With $120,000 owed in back taxes due by you upon purchase. Also the structure is derelict and will have to be destroyed before anything can be done with it.
It seems to me that local governments must also have tons of properties to sell or give away. The real issue is that these are in places where people don't usually want to live.
So even as finance save person already in the building, it was impossible to figure out what I'd be getting/owing. Really ruined my taste for these things.
I hover the mouse over a dot and a pop-up appears nearby, but when move the mouse away from the dot to click the bubble, the bubble closes.
Edit: "Time Left NaNm", guess I should be quick.
A few hundred years ago, it was commonplace for the middle- and upper-classes to own large estates, and these estates were expected to be assets that earn money. You would hire staff, and tenant farmers, or have slaves or whatever cadres of workers to work the land, be shepherds, and basically produce revenue for the lords or owners of the estates. This was not only a UK phenomenon but continued in the USA.

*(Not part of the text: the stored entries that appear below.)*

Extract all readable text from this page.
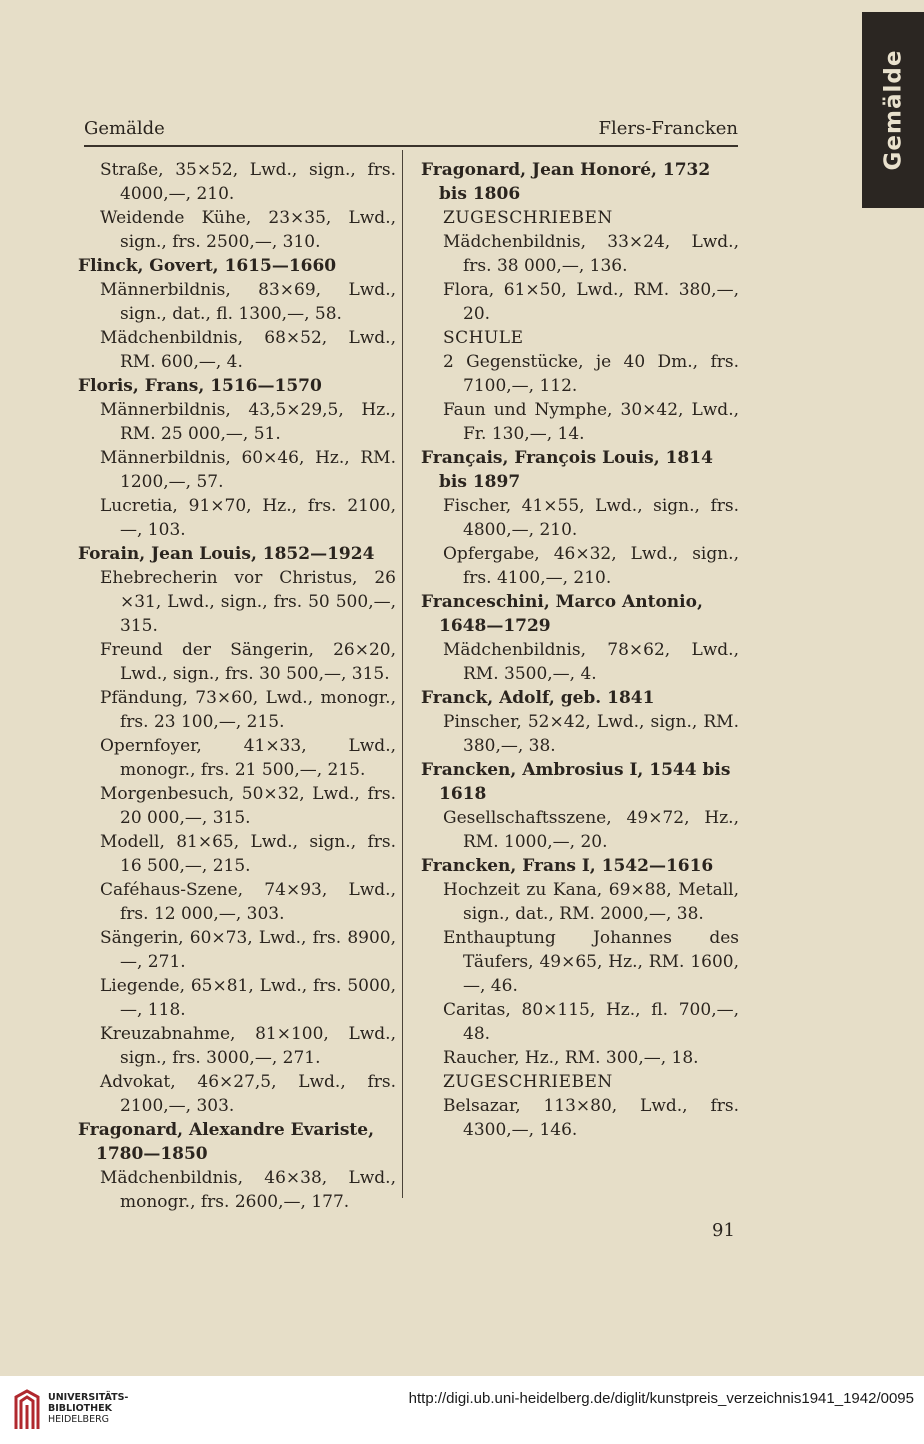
Gemälde
Gemälde	Flers-Francken

Straße, 35×52, Lwd., sign., frs. 4000,—, 210.

Weidende Kühe, 23×35, Lwd., sign., frs. 2500,—, 310.

Flinck, Govert, 1615—1660

Männerbildnis, 83×69, Lwd., sign., dat., fl. 1300,—, 58.

Mädchenbildnis, 68×52, Lwd., RM. 600,—, 4.

Floris, Frans, 1516—1570

Männerbildnis, 43,5×29,5, Hz., RM. 25 000,—, 51.

Männerbildnis, 60×46, Hz., RM. 1200,—, 57.

Lucretia, 91×70, Hz., frs. 2100,—, 103.

Forain, Jean Louis, 1852—1924

Ehebrecherin vor Christus, 26 ×31, Lwd., sign., frs. 50 500,—, 315.

Freund der Sängerin, 26×20, Lwd., sign., frs. 30 500,—, 315.

Pfändung, 73×60, Lwd., monogr., frs. 23 100,—, 215.

Opernfoyer, 41×33, Lwd., monogr., frs. 21 500,—, 215.

Morgenbesuch, 50×32, Lwd., frs. 20 000,—, 315.

Modell, 81×65, Lwd., sign., frs. 16 500,—, 215.

Caféhaus-Szene, 74×93, Lwd., frs. 12 000,—, 303.

Sängerin, 60×73, Lwd., frs. 8900,—, 271.

Liegende, 65×81, Lwd., frs. 5000,—, 118.

Kreuzabnahme, 81×100, Lwd., sign., frs. 3000,—, 271.

Advokat, 46×27,5, Lwd., frs. 2100,—, 303.

Fragonard, Alexandre Evariste, 1780—1850

Mädchenbildnis, 46×38, Lwd., monogr., frs. 2600,—, 177.

Fragonard, Jean Honoré, 1732 bis 1806

ZUGESCHRIEBEN

Mädchenbildnis, 33×24, Lwd., frs. 38 000,—, 136.

Flora, 61×50, Lwd., RM. 380,—, 20.

SCHULE

2 Gegenstücke, je 40 Dm., frs. 7100,—, 112.

Faun und Nymphe, 30×42, Lwd., Fr. 130,—, 14.

Français, François Louis, 1814 bis 1897

Fischer, 41×55, Lwd., sign., frs. 4800,—, 210.

Opfergabe, 46×32, Lwd., sign., frs. 4100,—, 210.

Franceschini, Marco Antonio, 1648—1729

Mädchenbildnis, 78×62, Lwd., RM. 3500,—, 4.

Franck, Adolf, geb. 1841

Pinscher, 52×42, Lwd., sign., RM. 380,—, 38.

Francken, Ambrosius I, 1544 bis 1618

Gesellschaftsszene, 49×72, Hz., RM. 1000,—, 20.

Francken, Frans I, 1542—1616

Hochzeit zu Kana, 69×88, Metall, sign., dat., RM. 2000,—, 38.

Enthauptung Johannes des Täufers, 49×65, Hz., RM. 1600,—, 46.

Caritas, 80×115, Hz., fl. 700,—, 48.

Raucher, Hz., RM. 300,—, 18.

ZUGESCHRIEBEN

Belsazar, 113×80, Lwd., frs. 4300,—, 146.

91
UNIVERSITÄTS-
BIBLIOTHEK
HEIDELBERG
http://digi.ub.uni-heidelberg.de/diglit/kunstpreis_verzeichnis1941_1942/0095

Unfortunately, in modern times, there are zoning laws, business licensing, insurance, and many things to militate against homeowners using their homes as businesses or assets or generators of revenue. You can't exactly have a public entrance and signage in a HOA neighborhood and your neighbors gonna be pissed if random stranger-customers are pulling up in their cars all day and walking up to your front door to buy merchandise or to use a service that you offer from your private residence.
But nevertheless, this commercialization happens all the time. I didn't realize how crazy widespread it is until I started paying attention in Google Maps. There are dozens of "cottage industries" in every neighborhood. It's probably exactly the reason why "McMansions" and excessively large homes are popular, even as fertility shrinks and people aren't having kids, they still want room at home for their entrepreneurship and home office, doing whatever business they go into for themselves.
I have seen little family farms that sell "raw milk" and mutton and fresh eggs, basically on the DL for your Venmo or Cashapp payments. Across the valley there is literally an arms dealer who sells out of his garage, and only a few blocks from a school. There are people fighting their HOA, tooth and nail, because the HOA is enforcing their rules about signage, or giveaways, or something, and these people are even featured on the evening news and portrayed as "innocent HOA victim" when in fact, they're trying to illicitly run a business out of their garage and gin-up foot traffic for that business from passers-by in a SFH residential-zoned neighborhood.
So yeah, a home that your family lives in, that's in a residential-zoned area, of the United States, that's guaranteed to have "negative value" because you'll always be pouring money into its taxes, upkeep, and maintenance. And that's exactly why most homeowners decide to actually start a business and use that property, in a grey area, to earn money rather than throwing it all away.
So the blog post contradicts the entire premise of the site.
This is just an ad for their valuation service.
>back taxes
>asbestos
>shit hole places
>something wrong with it
>needs work
>jobs
>demand better of yourself
Love the last one. I'm reminded of an article I read yesterday, where the author complains about how all the affordable housing was built in low income areas! "Oh no! They built the affordable housing where the people who need it are at!! NOOO!"